Exclusion of applications from secure connections scan
You can configure an exclusion from secure connections scan for applications through Kaspersky Security Center or in the local interface of Light Agent for Windows.
To use Kaspersky Security Center to configure application exclusions from secure connections scanning:
Open Kaspersky Security Center Administration Console.
In the Managed devices folder of the console tree, open the folder with the name of the administration group to which the relevant protected virtual machines belong.
In the workspace, select the Policies tab.
Select a Light Agent for Windows policy in the list of policies and open the Properties: <Policy name> by double-clicking.
In the policy properties window, select the Network traffic monitoring section in the list on the left.
In the right part of the window, in the Secure connections scan section, click the Trusted applications button.
In the Trusted zone window that opens, in the Trusted applications tab, select the application for which you want to configure an exclusion from secure connections scanning in one of the following ways:
If the application is absent from the list of trusted applications, click Add.

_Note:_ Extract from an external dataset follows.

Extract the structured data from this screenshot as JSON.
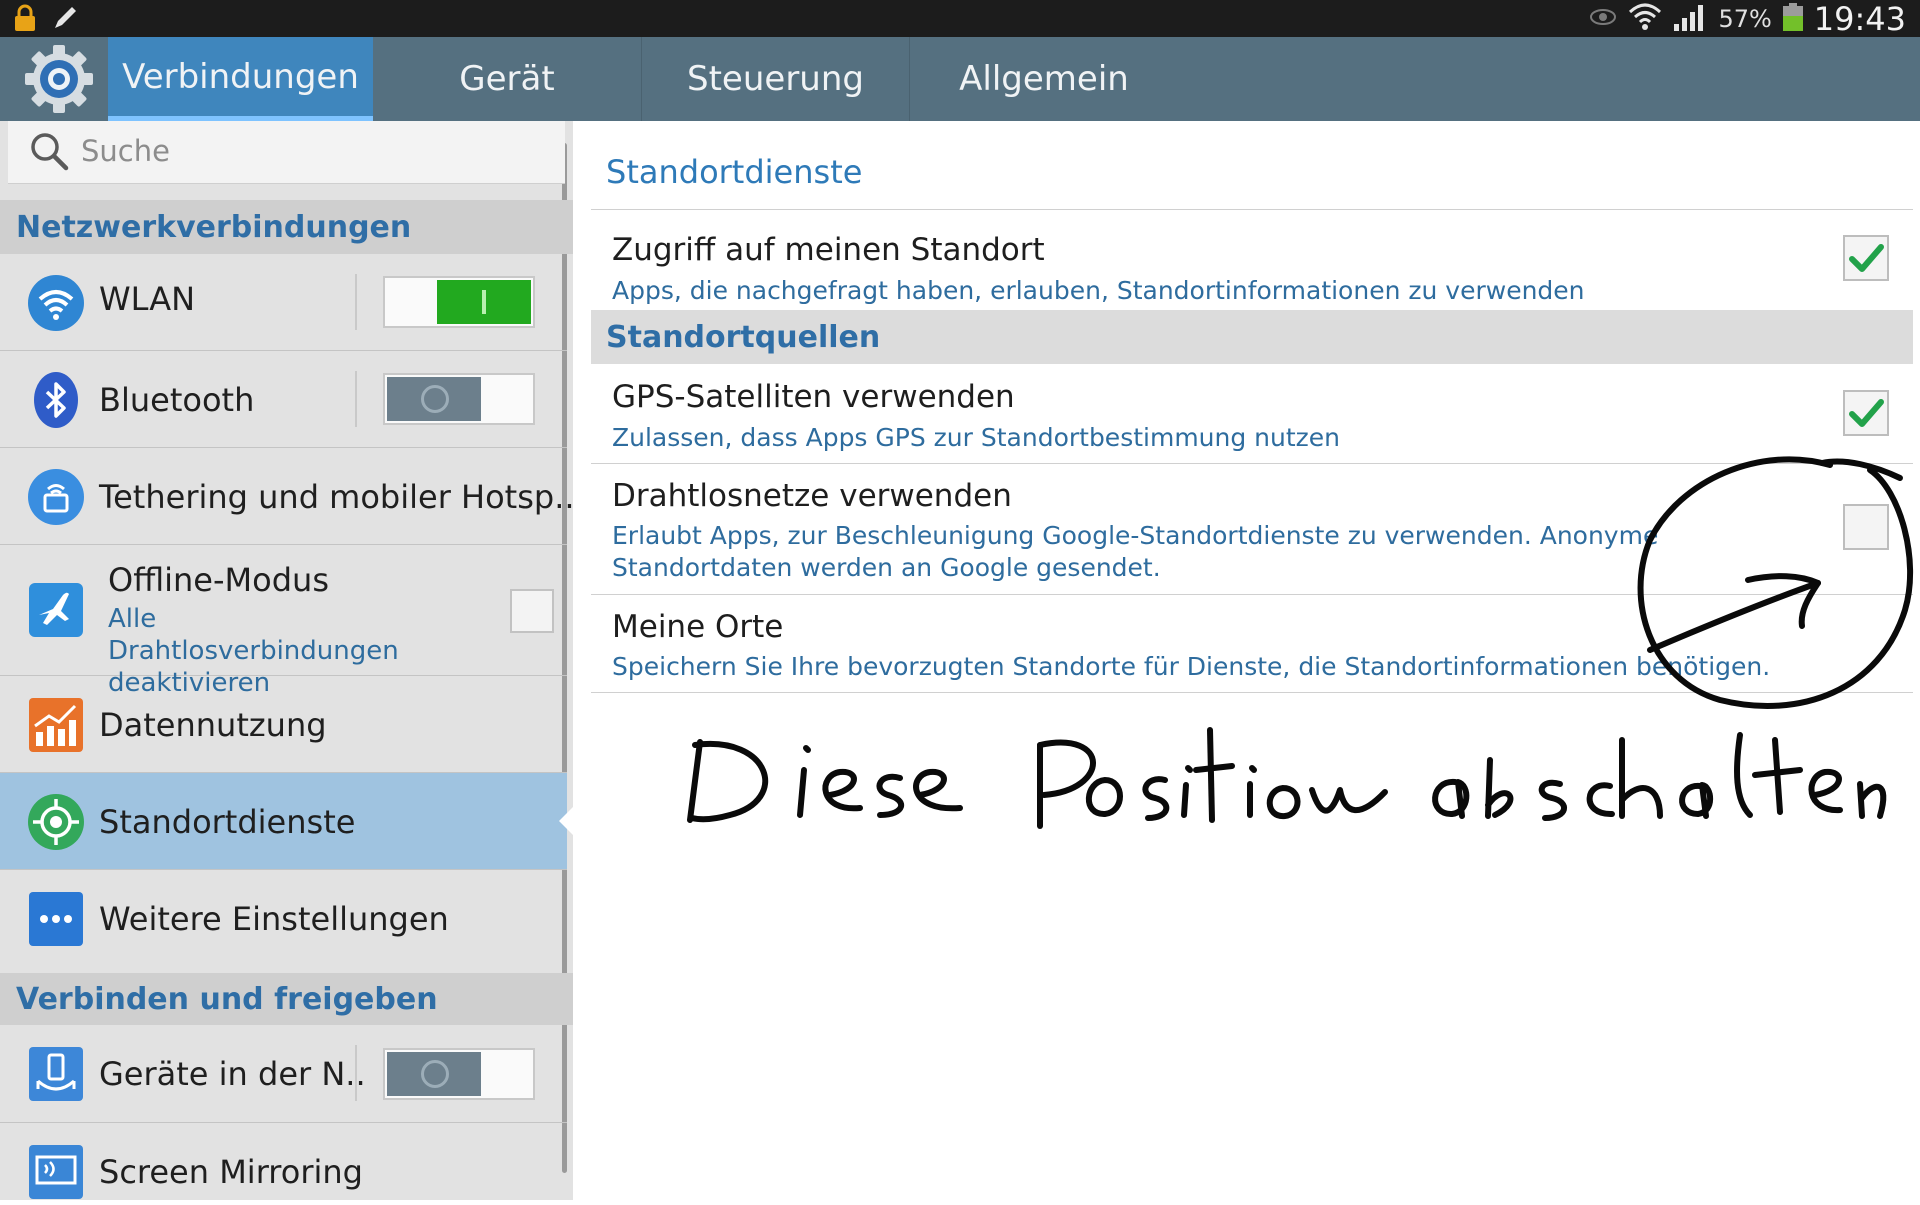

In the Exclusions for application window, specify the path to the executable file of the application.
If the application is on the list of trusted applications, select it and click Edit.

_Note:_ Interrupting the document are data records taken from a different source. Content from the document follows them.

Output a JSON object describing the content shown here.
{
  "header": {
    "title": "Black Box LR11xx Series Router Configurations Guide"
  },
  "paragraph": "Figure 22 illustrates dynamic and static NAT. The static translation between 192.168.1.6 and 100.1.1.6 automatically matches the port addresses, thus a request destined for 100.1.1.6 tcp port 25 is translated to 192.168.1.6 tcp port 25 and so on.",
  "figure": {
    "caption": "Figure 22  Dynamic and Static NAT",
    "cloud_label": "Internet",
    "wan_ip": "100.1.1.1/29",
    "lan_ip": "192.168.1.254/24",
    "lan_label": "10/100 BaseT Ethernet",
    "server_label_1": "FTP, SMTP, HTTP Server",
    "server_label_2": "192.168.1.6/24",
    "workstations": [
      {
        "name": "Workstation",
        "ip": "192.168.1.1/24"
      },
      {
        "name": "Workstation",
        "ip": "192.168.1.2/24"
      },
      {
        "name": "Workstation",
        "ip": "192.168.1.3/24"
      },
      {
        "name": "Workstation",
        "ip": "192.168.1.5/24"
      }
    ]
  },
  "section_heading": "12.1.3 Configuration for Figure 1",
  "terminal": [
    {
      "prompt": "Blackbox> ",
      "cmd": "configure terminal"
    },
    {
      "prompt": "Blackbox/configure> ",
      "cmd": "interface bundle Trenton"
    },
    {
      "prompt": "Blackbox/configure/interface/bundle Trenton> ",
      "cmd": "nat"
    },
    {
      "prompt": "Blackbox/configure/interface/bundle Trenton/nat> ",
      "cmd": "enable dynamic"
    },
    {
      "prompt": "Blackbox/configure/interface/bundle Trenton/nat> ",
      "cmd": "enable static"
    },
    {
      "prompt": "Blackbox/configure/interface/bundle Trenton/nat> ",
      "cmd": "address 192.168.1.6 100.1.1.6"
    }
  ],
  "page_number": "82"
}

In the Exclusions for application window, configure the settings for scanning network traffic transmitted for this application by using the Do not scan network traffic check box and the links located in the lower part of the window.
You can configure the following settings for scanning traffic transmitted for this application:
Exclude all traffic or only encrypted traffic from scans.

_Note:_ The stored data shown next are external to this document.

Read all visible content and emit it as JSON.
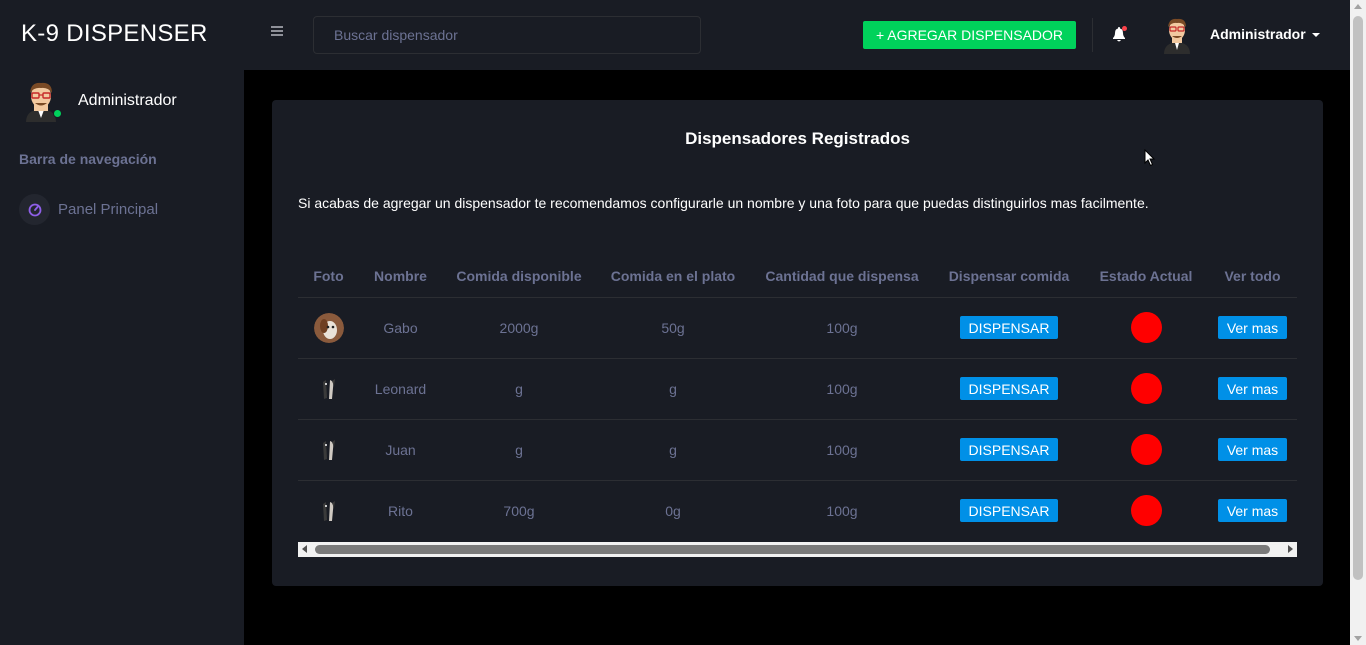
{
  "brand": "K-9 DISPENSER",
  "sidebar": {
    "profile_name": "Administrador",
    "nav_heading": "Barra de navegación",
    "items": [
      {
        "label": "Panel Principal",
        "icon": "speedometer-icon"
      }
    ]
  },
  "topbar": {
    "search_placeholder": "Buscar dispensador",
    "add_button": "+ AGREGAR DISPENSADOR",
    "user_name": "Administrador"
  },
  "card": {
    "title": "Dispensadores Registrados",
    "description": "Si acabas de agregar un dispensador te recomendamos configurarle un nombre y una foto para que puedas distinguirlos mas facilmente.",
    "columns": [
      "Foto",
      "Nombre",
      "Comida disponible",
      "Comida en el plato",
      "Cantidad que dispensa",
      "Dispensar comida",
      "Estado Actual",
      "Ver todo"
    ],
    "rows": [
      {
        "name": "Gabo",
        "available": "2000g",
        "plate": "50g",
        "amount": "100g",
        "dispense": "DISPENSAR",
        "more": "Ver mas"
      },
      {
        "name": "Leonard",
        "available": "g",
        "plate": "g",
        "amount": "100g",
        "dispense": "DISPENSAR",
        "more": "Ver mas"
      },
      {
        "name": "Juan",
        "available": "g",
        "plate": "g",
        "amount": "100g",
        "dispense": "DISPENSAR",
        "more": "Ver mas"
      },
      {
        "name": "Rito",
        "available": "700g",
        "plate": "0g",
        "amount": "100g",
        "dispense": "DISPENSAR",
        "more": "Ver mas"
      }
    ]
  },
  "colors": {
    "sidebar_bg": "#191c24",
    "success": "#00d25b",
    "primary": "#0090e7",
    "status_red": "#ff0000",
    "muted_text": "#6c7293"
  }
}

Exclude from scans the traffic transmitted for this application from any IP address or only from specified IP addresses.
Exclude from scans the traffic transmitted for this application from any or only from specified ports.
You can modify these settings by clicking the link.
In the Exclusions for application window, click OK.
In the Trusted zone window, click OK.
Click the Apply button.
To configure application exclusions from secure connections scanning in the local interface:
In the left part of the window, in the Other settings section, select Network traffic monitoring.
In the right part of the window the settings for Network Ports Monitoring and for Scanning Secure Connections are displayed.
If the settings in the local interface are not available, this means that the values of settings defined by the policy are used for all protected virtual machines of the administration group.
Select the application for which you want to configure an exclusion from secure connections scan in one of the following ways:
If the application is absent from the list of trusted applications, click Add and select the application using one of the items in the context menu.
If the application is on the list of trusted applications, select it and click Edit.
In the Exclusions for application window, configure the settings for scanning network traffic transmitted for this application by using the Do not scan network traffic check box and the links located in the lower part of the window.
You can configure the following settings for scanning traffic transmitted for this application:
Exclude all traffic or only encrypted traffic from scans.
Exclude from scans the traffic transmitted for this application from any IP address or only from specified IP addresses.
Exclude from scans the traffic transmitted for this application from any or only from specified ports.
You can modify these settings by clicking the link.
In the Exclusions for application window, click OK.